Sylvester Moseray es de Calabatown, el último arrabal de Freetown. Le cortaron la cara con un machete. Al lado de la boca tiene un segundo agujero a través del cual se le ven los dientes. Las atrocidades cometidas por la guerrilla se repiten en cada uno de los barrios. "No siempre ha sido así, al principio de la guerra, el RUF no era tan cruel. Todo cambió en 1995", dice un abogado sierraleonés. Las ONG manejan una cifra de entre 3.000 y 4.000 mutilados en ocho años y en todo el país. Pero en las últimas tres semanas, durante la ocupación de una parte de Freetown, el número ha aumentado. Las mayores atrocidades se cometieron en Kissy, un suburbio pobre en el que vivían hacinadas 200.000 personas. Las tropas africanas de interposicion (Ecomog) ya han tomado Wellington y amenazan Cabalatown. "Ahora empezará a saberse lo ocurrido allí", dice un oficial de Ecomog. "Amputan las extremidades con el único fin de aterrorizar a la gente", dice un misionero con 25 años de experiencia en Sierra Leona.

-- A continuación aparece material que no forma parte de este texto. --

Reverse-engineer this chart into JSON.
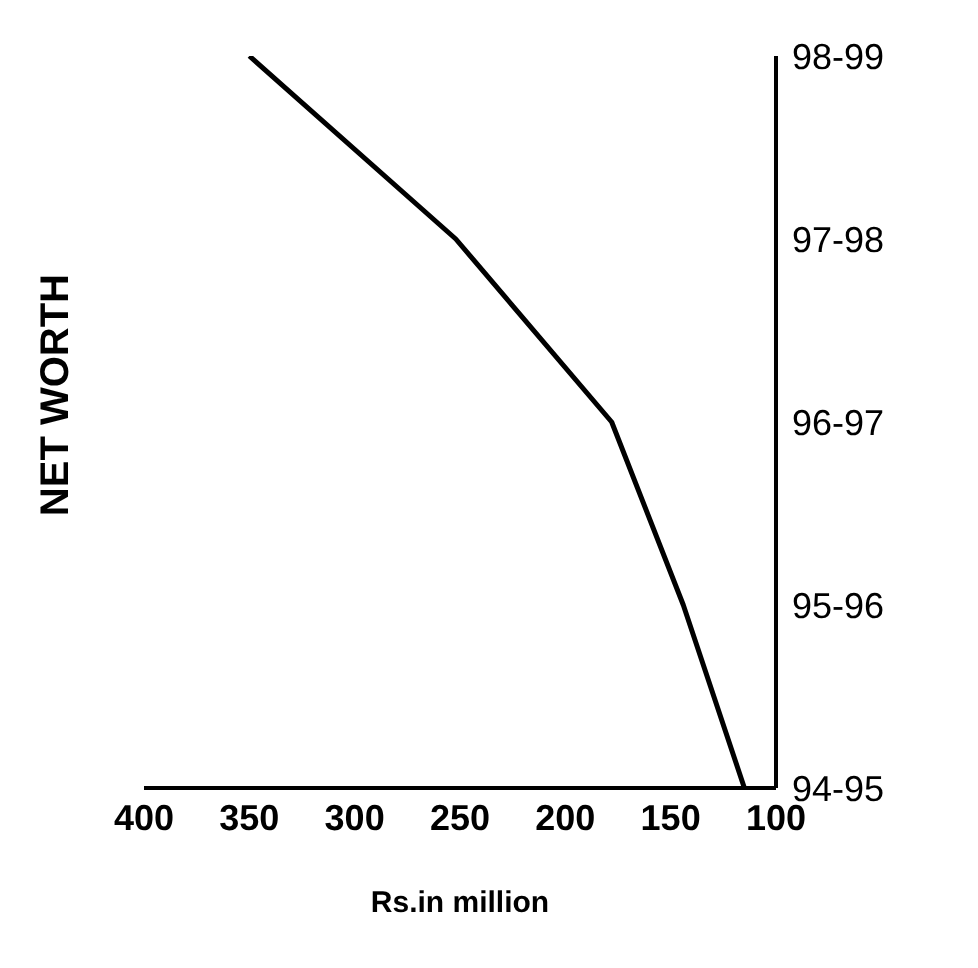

Primero fueron los asaltos a las aldeas para robar comida; aquellas que no cooperaban eran vandalizadas. Ahora es una costumbre de guerra. "Yo sé quién es un rebelde por el hacha. Todos los que llevan una son del RUF", dice Reginald, un guía local. Los rebeldes del RUF también utilizan el papel celofán que envuelve las cajetilla de tabaco para sus pleitos con la muerte. "Toman al primer incauto, le sujetan los brazos, y queman ese papel, dejando que gotee sobre sus ojos una cascada de veneno incandescente", cuenta la madre de Sesay Suleiman, un niño de 13 años con el brazo amputado. A otros les encierran en su casa y les prenden con gasolina. Mutilaciones terribles, cegueras por goteo de brasas, muertes por calcinación... Es la cruel guerra de Sierra Leona.